The United States submitted a new North Korean sanctions resolution to the UN Security Council, toning down its demands less than 24 hours before a vote due Monday, diplomats said, as it sought to bring China and Russia on board.

Washington has led the international drive to punish the rogue state after it detonated a nuclear device earlier this month.

The US had originally pushed for a strict oil embargo, as well as a freeze on the assets of North Korean leader Kim Jong-Un.

But late Sunday, diplomats said the asset freeze had been dropped from the new draft, and it now foresaw a progressive tightening of the oil taps, instead of something sudden and complete.

Among other concessions the new text also softens proposed restrictions on North Koreans working overseas, and on the inspection by force of ships suspected of carrying cargo prohibited by the UN.

Of five key original measures, a ban on textile exports from North Korea remained.

Britain and France -- permanent Security Council members along with the US, China and Russia -- have given Washington their unequivocal backing.

The sticking point will be opposition from the Security Council's two other veto-wielding permanent members, Russia and China.

The North's two main backers, they are wary of anything that might force the collapse of the regime and the resulting exodus of refugees.

The US Energy Information Administration (EIA) says estimates suggest Pyongyang imports about 10,000 barrels of crude oil a day, almost all of it from China.

In addition, according to figures from the International Trade Centre, a joint World Trade Organisation-United Nations agency, the North imported $115 million-worth of refined oil products -- which could include petrol and aircraft fuel -- from China last year. Another $1.7 million-worth came from Russia.

"We have been clear in close consultation with the Americans that oil has to be included as an element of sanctions," South Korean foreign minister Kang Kyung-Wha told reporters.
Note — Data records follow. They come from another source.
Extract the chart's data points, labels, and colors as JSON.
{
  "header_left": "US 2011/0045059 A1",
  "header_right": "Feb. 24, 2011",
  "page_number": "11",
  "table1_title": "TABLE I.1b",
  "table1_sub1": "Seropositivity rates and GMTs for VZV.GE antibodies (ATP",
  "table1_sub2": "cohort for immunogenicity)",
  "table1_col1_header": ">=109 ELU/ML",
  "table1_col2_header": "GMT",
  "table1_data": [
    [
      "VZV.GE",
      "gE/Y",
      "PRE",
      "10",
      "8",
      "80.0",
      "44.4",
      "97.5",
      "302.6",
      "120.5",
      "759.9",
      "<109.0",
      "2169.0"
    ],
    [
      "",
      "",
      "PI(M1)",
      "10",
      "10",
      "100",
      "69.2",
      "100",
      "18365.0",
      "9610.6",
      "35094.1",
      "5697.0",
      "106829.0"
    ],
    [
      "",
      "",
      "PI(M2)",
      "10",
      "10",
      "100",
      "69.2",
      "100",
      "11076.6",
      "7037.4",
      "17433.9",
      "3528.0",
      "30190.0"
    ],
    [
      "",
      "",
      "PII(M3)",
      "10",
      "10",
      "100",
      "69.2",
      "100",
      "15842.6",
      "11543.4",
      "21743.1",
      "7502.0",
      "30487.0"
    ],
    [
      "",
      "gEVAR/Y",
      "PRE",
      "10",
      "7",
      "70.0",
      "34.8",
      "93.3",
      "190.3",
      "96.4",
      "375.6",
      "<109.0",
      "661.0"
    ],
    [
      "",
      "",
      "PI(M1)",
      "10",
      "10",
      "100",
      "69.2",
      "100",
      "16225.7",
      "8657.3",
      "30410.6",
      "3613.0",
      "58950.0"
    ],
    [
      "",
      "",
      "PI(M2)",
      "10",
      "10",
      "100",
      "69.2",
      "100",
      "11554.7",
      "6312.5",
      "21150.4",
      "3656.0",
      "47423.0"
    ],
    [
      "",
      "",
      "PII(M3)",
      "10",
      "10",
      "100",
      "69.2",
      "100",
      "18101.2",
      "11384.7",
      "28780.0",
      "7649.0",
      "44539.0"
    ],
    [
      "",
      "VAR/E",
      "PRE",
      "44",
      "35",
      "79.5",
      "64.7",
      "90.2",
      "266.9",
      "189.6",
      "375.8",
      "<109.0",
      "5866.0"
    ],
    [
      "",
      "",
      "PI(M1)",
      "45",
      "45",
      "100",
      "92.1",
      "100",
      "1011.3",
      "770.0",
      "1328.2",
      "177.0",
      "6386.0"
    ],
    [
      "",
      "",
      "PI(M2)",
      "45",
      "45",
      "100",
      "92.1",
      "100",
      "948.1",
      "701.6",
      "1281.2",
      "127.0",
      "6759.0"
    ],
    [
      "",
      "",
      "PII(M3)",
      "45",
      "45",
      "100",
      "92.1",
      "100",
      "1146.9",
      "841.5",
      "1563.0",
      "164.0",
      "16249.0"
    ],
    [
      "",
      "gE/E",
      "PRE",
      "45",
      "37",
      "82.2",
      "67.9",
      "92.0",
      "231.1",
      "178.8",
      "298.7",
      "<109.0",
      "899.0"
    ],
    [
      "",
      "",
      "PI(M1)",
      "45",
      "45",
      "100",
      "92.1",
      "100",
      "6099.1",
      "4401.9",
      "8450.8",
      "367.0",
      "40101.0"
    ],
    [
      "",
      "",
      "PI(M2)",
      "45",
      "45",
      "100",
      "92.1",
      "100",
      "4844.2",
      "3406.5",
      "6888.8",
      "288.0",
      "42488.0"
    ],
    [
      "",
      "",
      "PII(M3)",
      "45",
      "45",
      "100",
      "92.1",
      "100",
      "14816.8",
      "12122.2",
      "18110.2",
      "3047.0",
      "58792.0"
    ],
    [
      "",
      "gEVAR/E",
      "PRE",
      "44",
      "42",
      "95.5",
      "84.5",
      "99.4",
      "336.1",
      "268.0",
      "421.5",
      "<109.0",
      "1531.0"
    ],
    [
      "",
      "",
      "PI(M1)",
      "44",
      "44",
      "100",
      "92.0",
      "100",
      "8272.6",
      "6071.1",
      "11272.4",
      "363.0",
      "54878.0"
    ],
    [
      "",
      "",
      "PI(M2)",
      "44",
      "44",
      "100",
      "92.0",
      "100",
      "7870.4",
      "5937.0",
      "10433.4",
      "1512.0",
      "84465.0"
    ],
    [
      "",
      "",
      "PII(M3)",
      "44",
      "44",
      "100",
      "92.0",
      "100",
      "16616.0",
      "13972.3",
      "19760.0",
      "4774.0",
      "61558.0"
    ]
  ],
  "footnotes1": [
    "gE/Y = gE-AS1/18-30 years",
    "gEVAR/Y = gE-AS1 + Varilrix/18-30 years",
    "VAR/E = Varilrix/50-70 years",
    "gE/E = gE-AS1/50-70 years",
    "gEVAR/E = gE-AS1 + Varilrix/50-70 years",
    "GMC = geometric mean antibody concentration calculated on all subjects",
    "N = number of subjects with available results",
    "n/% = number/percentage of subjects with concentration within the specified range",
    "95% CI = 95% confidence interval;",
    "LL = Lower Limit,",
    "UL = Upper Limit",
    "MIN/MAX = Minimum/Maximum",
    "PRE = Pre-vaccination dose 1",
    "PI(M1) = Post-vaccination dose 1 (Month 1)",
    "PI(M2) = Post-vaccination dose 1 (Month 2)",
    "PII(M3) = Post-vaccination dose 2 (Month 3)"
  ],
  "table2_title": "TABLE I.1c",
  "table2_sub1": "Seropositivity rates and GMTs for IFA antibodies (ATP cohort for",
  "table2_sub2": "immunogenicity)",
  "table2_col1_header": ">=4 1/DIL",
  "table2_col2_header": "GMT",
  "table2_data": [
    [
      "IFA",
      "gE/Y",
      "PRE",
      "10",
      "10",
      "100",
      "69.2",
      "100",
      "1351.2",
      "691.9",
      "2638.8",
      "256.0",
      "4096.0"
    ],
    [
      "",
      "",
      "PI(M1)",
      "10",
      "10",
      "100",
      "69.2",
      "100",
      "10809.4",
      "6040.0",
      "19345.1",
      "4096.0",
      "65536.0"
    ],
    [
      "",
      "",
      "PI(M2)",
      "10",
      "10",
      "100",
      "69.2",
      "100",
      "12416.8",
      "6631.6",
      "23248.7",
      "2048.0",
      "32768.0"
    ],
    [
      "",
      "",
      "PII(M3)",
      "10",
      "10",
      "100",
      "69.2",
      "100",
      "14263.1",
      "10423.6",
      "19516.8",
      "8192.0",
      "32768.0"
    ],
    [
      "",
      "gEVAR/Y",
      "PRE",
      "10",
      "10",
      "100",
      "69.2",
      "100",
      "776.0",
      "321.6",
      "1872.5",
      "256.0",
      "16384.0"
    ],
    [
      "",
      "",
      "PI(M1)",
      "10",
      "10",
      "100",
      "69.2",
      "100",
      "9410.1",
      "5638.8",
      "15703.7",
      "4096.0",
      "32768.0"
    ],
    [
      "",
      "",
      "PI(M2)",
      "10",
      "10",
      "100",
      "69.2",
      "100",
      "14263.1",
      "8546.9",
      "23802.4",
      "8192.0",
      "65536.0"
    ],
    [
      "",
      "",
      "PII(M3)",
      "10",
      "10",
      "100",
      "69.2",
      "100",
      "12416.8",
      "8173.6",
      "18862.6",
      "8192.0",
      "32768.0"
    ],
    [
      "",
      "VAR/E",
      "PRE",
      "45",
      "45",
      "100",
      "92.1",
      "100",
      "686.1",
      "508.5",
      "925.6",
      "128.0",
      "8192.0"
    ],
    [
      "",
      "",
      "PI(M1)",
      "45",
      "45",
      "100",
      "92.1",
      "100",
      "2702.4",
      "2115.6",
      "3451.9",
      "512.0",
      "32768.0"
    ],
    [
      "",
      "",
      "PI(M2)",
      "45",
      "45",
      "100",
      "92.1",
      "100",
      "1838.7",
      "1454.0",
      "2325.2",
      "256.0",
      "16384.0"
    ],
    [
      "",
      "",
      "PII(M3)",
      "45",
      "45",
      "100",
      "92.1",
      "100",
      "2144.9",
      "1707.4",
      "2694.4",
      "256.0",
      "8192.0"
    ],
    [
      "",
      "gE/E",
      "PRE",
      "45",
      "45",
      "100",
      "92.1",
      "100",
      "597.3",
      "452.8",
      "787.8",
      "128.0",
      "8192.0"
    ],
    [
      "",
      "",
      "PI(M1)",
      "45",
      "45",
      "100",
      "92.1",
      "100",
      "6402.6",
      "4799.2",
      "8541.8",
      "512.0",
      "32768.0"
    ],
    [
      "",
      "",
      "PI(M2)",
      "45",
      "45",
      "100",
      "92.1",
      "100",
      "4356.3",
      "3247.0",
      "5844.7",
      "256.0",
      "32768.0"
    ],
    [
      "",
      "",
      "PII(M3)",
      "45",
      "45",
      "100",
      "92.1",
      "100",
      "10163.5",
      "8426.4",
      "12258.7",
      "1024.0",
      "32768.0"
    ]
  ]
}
Whatever final text was adopted, she hoped it would "have significant consequences in terms of greater economic pressure on North Korea ".

Washington has dangled the prospect of military action in the North, and threatened to cut economic ties with countries that continue to trade with the it -- around 90 percent of the North's external commerce is with China.

Kim Hyun-Wook, professor at the Seoul government's Korea National Diplomatic Academy, told AFP that Washington had softened its original "very strong draft proposal" because it was vital to keep Moscow and Beijing on board.

"It is only possible to criticise and rebuke China and Russia for not enforcing the sanctions if they vote for it at the UN Security Council," he said.

'Pay the price'

Early Monday, North Korea said it would not accept any chastisement over its nuclear and missile programme, which it says is vital to stave off the threat of an American invasion.

If Washington does "rig up the illegal and unlawful 'resolution' on harsher sanctions, the DPRK shall make absolutely sure that the US pays due price," its foreign ministry said, in a statement published by the official KCNA news agency.

The North has a long history of making florid threats against Washington and its allies without following through on them.

"The forthcoming measures to be taken by the DPRK will cause the US the greatest pain and suffering it had ever gone through in its entire history," the ministry said.

"The world will witness how the DPRK tames the US gangsters by taking (a) series of action tougher than they have ever envisaged."

Pyongyang has staged a series of missile tests in recent months, culminating in an intercontinental ballistic missile that appeared to bring much of the US mainland into range -- ramping up tensions and earning itself a seventh set of UN Security Council sanctions.

It followed up with a sixth nuclear test on September 3, its largest to date, which it said was a hydrogen bomb small enough to fit onto a missile and prompted global outrage.

Monday's expected vote is seen as a key test of resolve for the council, which united last month to adopt a resolution intended to reduce the impoverished country's export earnings by up to a billion dollars.

Chinese foreign ministry spokesman Geng Shuang told reporters that Beijing "approves further reactions and necessary measures by the UN Security Council" in response to the nuclear test.

He declined to be drawn on whether China was behind the weakening of the draft, saying it hoped the decision would be made "on the basis of full consultation and consensus".